The radio spectrum obeys the laws of physics not of man. So, to make these two structures marry together, and to get the natural world to do humans’ bidding, requires spectrum engineering.

Nature does not work in blocks, allocations or convenient pieces. The only measurement that the natural world provides for the width of Africa is that it is as wide as Africa. It took humans – and the human invention of the mile and kilometer – to delineate where one country ends and another begins. So it is with the radio spectrum. Only once the notion of frequencies and blocks of frequencies had been formulated could the spectrum be talked about in meaningful terms. Without those meaningful terms, there could be no trade in spectrum resources and, indeed, no radio equipment.

The beginning of spectrum engineering is modelling – establishing what the spectrum under scrutiny can be made to do without affecting the users of frequency blocks either side. Modelling, then, establishes the parameters of what the spectrum is capable of; spectrum engineering is making it actually do that thing.

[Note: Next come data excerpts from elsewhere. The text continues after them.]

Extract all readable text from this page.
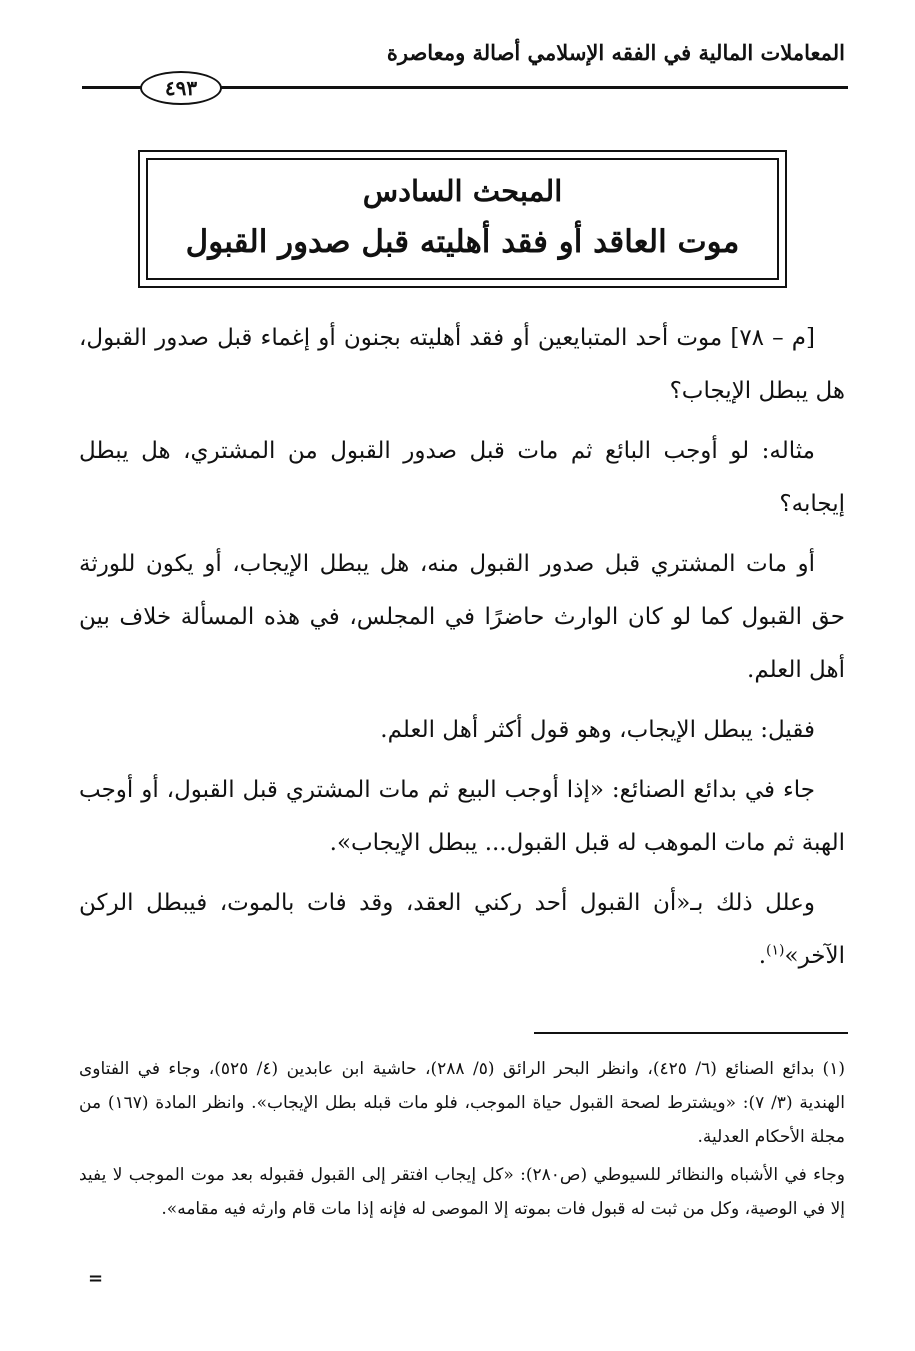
المعاملات المالية في الفقه الإسلامي أصالة ومعاصرة
٤٩٣
المبحث السادس
موت العاقد أو فقد أهليته قبل صدور القبول

[م – ٧٨] موت أحد المتبايعين أو فقد أهليته بجنون أو إغماء قبل صدور القبول، هل يبطل الإيجاب؟

مثاله: لو أوجب البائع ثم مات قبل صدور القبول من المشتري، هل يبطل إيجابه؟

أو مات المشتري قبل صدور القبول منه، هل يبطل الإيجاب، أو يكون للورثة حق القبول كما لو كان الوارث حاضرًا في المجلس، في هذه المسألة خلاف بين أهل العلم.

فقيل: يبطل الإيجاب، وهو قول أكثر أهل العلم.

جاء في بدائع الصنائع: «إذا أوجب البيع ثم مات المشتري قبل القبول، أو أوجب الهبة ثم مات الموهب له قبل القبول... يبطل الإيجاب».

وعلل ذلك بـ«أن القبول أحد ركني العقد، وقد فات بالموت، فيبطل الركن الآخر»$^{(١)}$.

(١)بدائع الصنائع (٦/ ٤٢٥)، وانظر البحر الرائق (٥/ ٢٨٨)، حاشية ابن عابدين (٤/ ٥٢٥)، وجاء في الفتاوى الهندية (٣/ ٧): «ويشترط لصحة القبول حياة الموجب، فلو مات قبله بطل الإيجاب». وانظر المادة (١٦٧) من مجلة الأحكام العدلية.

وجاء في الأشباه والنظائر للسيوطي (ص٢٨٠): «كل إيجاب افتقر إلى القبول فقبوله بعد موت الموجب لا يفيد إلا في الوصية، وكل من ثبت له قبول فات بموته إلا الموصى له فإنه إذا مات قام وارثه فيه مقامه».

=
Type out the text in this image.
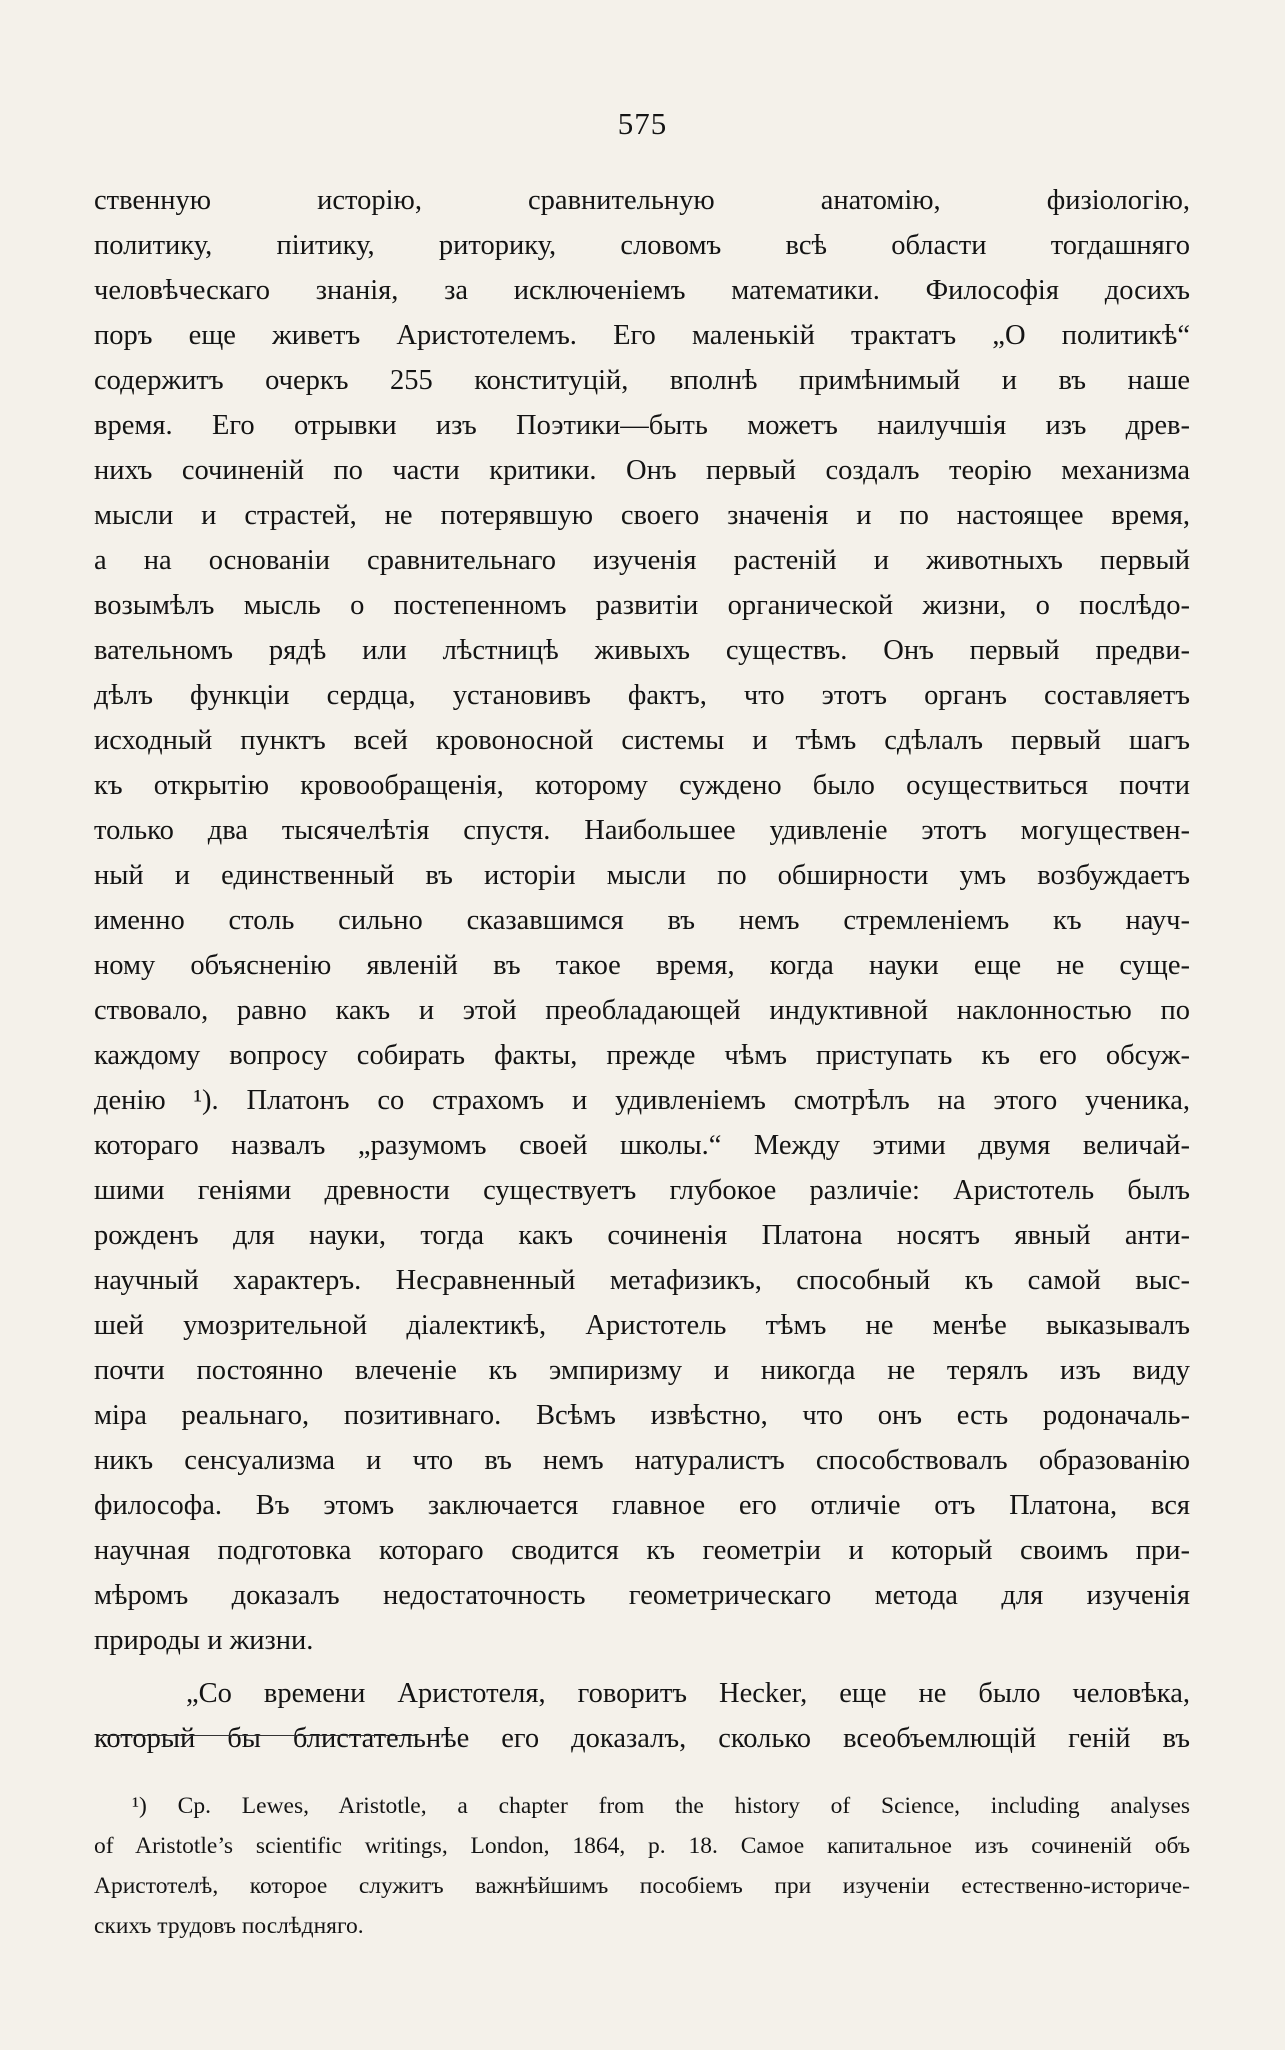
575
ственную исторію, сравнительную анатомію, физіологію,
политику, піитику, риторику, словомъ всѣ области тогдашняго
человѣческаго знанія, за исключеніемъ математики. Философія досихъ
поръ еще живетъ Аристотелемъ. Его маленькій трактатъ „О политикѣ“
содержитъ очеркъ 255 конституцій, вполнѣ примѣнимый и въ наше
время. Его отрывки изъ Поэтики—быть можетъ наилучшія изъ древ-
нихъ сочиненій по части критики. Онъ первый создалъ теорію механизма
мысли и страстей, не потерявшую своего значенія и по настоящее время,
а на основаніи сравнительнаго изученія растеній и животныхъ первый
возымѣлъ мысль о постепенномъ развитіи органической жизни, о послѣдо-
вательномъ рядѣ или лѣстницѣ живыхъ существъ. Онъ первый предви-
дѣлъ функціи сердца, установивъ фактъ, что этотъ органъ составляетъ
исходный пунктъ всей кровоносной системы и тѣмъ сдѣлалъ первый шагъ
къ открытію кровообращенія, которому суждено было осуществиться почти
только два тысячелѣтія спустя. Наибольшее удивленіе этотъ могуществен-
ный и единственный въ исторіи мысли по обширности умъ возбуждаетъ
именно столь сильно сказавшимся въ немъ стремленіемъ къ науч-
ному объясненію явленій въ такое время, когда науки еще не суще-
ствовало, равно какъ и этой преобладающей индуктивной наклонностью по
каждому вопросу собирать факты, прежде чѣмъ приступать къ его обсуж-
денію ¹). Платонъ со страхомъ и удивленіемъ смотрѣлъ на этого ученика,
котораго назвалъ „разумомъ своей школы.“ Между этими двумя величай-
шими геніями древности существуетъ глубокое различіе: Аристотель былъ
рожденъ для науки, тогда какъ сочиненія Платона носятъ явный анти-
научный характеръ. Несравненный метафизикъ, способный къ самой выс-
шей умозрительной діалектикѣ, Аристотель тѣмъ не менѣе выказывалъ
почти постоянно влеченіе къ эмпиризму и никогда не терялъ изъ виду
міра реальнаго, позитивнаго. Всѣмъ извѣстно, что онъ есть родоначаль-
никъ сенсуализма и что въ немъ натуралистъ способствовалъ образованію
философа. Въ этомъ заключается главное его отличіе отъ Платона, вся
научная подготовка котораго сводится къ геометріи и который своимъ при-
мѣромъ доказалъ недостаточность геометрическаго метода для изученія
природы и жизни.
„Со времени Аристотеля, говоритъ Hecker, еще не было человѣка,
который бы блистательнѣе его доказалъ, сколько всеобъемлющій геній въ
¹) Ср. Lewes, Aristotle, a chapter from the history of Science, including analyses
of Aristotle’s scientific writings, London, 1864, p. 18. Самое капитальное изъ сочиненій объ
Аристотелѣ, которое служитъ важнѣйшимъ пособіемъ при изученіи естественно-историче-
скихъ трудовъ послѣдняго.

Spectrum engineering means working with those using adjacent blocks and also with hardware companies. All radio equipment, clearly, needs to be compatible with the frequencies it is to use and needs to be capable of carrying out its purpose, so it is vital that there is good liaison between the sponsors of a new network and the manufacturers. In its two decades of business, Spectrum Center has been an effective conduit between network operators and hardware companies; the company has a track record in advising both sides and helping them reach mutually beneficial solutions.

Furthermore, the company’s expertise extends beyond this to an international remit. Despite being an island nation, radio signals from the UK have the power to affect systems in other countries (and vice-versa) so it is vital there is liaison and coordination – not least with all the relevant spectrum regulators – if every user of spectrum is to get good service.

Spectrum engineering, then, encompasses all the practical elements of making a block of frequencies do a job without affecting neighboring users. Getting that job done on time and on budget – and to the satisfaction of all affected parties – is Spectrum Center’s core competence.